Liviu Librescu - Hero
Liviu Librescu didn’t set out to be a hero on April 16, 2007. It started out as just another day teaching students at his beloved Virginia Tech University, where he had been a distinguished professor of aeronautical engineering for more than 20 years. But when a gunman attempted to enter the classroom where Dr. Librescu was teaching, he reacted instinctively and selflessly, physically barricading the door so his students could escape through the windows. It wasn’t the first time Dr. Librescu had faced adversity—he was a Holocaust survivor who, as a youth, had been confined to a Jewish ghetto in his native Romania. Says Robert Heller, Ph.D., a friend and fellow Virginia Tech engineering professor: “He resisted the Communist regime in Romania, and he died so as to not allow a tyrant to rule over him or his students.”

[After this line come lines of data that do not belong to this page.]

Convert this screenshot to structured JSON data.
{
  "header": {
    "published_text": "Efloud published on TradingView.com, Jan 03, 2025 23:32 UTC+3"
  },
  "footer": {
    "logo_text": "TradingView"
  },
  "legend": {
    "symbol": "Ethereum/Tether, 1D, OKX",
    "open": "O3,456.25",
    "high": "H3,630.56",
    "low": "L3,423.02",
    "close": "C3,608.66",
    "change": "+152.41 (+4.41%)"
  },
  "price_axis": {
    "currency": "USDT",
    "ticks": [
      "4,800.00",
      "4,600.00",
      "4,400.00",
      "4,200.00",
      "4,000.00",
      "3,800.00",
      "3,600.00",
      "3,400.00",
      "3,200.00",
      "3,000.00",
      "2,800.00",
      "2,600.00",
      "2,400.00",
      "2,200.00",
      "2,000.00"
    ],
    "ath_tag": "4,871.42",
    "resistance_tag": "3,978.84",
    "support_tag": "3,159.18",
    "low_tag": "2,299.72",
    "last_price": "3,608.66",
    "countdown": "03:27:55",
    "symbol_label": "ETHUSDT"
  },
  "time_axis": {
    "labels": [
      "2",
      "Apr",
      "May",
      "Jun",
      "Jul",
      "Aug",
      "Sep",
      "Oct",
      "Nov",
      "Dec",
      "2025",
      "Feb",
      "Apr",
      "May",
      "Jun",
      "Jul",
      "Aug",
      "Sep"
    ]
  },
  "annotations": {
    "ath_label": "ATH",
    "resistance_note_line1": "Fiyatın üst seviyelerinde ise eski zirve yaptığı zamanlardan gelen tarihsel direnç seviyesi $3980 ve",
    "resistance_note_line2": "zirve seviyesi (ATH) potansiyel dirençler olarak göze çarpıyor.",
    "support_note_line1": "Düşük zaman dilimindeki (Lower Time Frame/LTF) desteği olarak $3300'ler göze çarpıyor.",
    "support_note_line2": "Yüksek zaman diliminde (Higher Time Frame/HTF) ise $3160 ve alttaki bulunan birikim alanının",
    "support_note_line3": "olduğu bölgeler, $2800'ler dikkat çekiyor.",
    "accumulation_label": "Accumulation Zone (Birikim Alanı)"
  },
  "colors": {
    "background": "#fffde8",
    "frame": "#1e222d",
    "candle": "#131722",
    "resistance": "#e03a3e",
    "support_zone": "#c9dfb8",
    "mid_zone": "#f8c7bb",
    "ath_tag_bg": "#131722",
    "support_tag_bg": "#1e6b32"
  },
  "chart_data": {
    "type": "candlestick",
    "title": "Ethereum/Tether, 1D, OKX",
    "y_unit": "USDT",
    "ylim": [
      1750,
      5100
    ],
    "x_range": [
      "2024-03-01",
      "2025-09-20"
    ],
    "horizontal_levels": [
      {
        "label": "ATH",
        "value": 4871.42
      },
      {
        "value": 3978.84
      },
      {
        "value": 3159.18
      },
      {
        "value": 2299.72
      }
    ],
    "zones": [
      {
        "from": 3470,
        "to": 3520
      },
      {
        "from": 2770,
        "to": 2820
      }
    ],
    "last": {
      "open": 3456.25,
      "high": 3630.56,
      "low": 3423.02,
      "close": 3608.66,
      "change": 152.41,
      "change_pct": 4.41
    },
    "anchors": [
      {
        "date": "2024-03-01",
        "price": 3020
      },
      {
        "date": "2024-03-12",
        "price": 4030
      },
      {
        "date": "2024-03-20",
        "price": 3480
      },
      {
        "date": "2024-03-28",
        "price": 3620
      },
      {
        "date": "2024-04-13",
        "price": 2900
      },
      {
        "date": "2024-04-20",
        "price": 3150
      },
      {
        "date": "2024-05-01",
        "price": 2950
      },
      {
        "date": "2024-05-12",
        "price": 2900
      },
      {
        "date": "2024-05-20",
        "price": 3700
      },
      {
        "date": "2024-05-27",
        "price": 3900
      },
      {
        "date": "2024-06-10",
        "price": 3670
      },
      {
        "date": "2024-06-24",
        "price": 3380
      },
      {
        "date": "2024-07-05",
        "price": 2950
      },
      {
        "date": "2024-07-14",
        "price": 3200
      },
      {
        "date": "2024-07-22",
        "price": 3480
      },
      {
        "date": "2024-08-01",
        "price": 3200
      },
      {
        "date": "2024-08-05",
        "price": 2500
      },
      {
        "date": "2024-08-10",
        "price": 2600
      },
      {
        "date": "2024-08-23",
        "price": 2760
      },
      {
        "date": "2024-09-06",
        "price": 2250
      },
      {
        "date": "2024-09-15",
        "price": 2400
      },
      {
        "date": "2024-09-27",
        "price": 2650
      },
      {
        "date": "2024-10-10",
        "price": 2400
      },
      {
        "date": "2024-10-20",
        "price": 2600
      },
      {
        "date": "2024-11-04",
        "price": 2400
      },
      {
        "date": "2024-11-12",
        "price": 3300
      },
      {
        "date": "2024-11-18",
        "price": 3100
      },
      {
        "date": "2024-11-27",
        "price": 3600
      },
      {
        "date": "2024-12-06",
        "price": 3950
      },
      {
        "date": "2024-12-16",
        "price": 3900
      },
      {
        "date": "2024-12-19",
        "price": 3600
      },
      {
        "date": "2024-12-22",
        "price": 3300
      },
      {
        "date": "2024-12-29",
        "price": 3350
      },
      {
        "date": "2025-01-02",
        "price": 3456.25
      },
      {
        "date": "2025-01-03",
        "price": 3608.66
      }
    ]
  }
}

Barbara Morgan - Educator Turned Astronaut
Of 11,000 eager applicants, Idaho elementary-school teacher Barbara Morgan was one of two instructors chosen by NASA in 1984 to fly on the space shuttle. The other teacher, New Hampshire’s Christa McAuliffe, got to go first—and her death in the 1986 Challenger disaster seemed to end the Teachers in Space program forever. But Morgan remained one of NASA’s most vocal supporters, relentlessly promoting space exploration and insisting that the best way to respond to setbacks is not with fear, but with courage and determination. Last August, her dream of rocketing into orbit on the space shuttle Endeavour came true. Says Morgan, 56: “I want all of our students and teachers to get some stardust on them.”
Gary Sinise - Protector of Children
Gary Sinise wants your rulers. And your crayons. That’s because Sinise, 52, the poker-faced cop on TV’s CSI: New York, is the driving force behind Operation Iraqi Children, a nationwide effort to send school supplies to kids in war-torn Iraq. More than 200,000 children have received school kits—solicited by Sinise’s organization and distributed by U.S. soldiers. Says Sinise: “There are millions of average people like you and me over there just trying to make a living and send their kids to school.” Since 2004, his group has raised more than $1 million, largely through its website, www.operationiraqichildren.org. Sinise has also been to Iraq three times, performing for the troops with his rock group, the Lt. Dan Band, named for his Oscar-nominated role in Forrest Gump.
Helen Thomas - First Amendment Defender
No one will ever accuse Helen Thomas of being intimidated by the power of the presidency. During 39 years covering the White House for UPI, she became known for her traditional tag line at the close of each White House news conference—“Thank you, Mr. President”—and also for her relentlessly tough questions. “I didn’t go into this business to be loved or even popular,” says the 87-year-old pioneering newswoman. One of nine children of Lebanese immigrants, Thomas says her nosiness (and undoubtedly her nose for news) led to her first job as copygirl at the now-defunct Washington Daily News, where she immediately began breaking news—and gender barriers. Now a columnist for Hearst Newspapers, she remains a valued voice in Washington.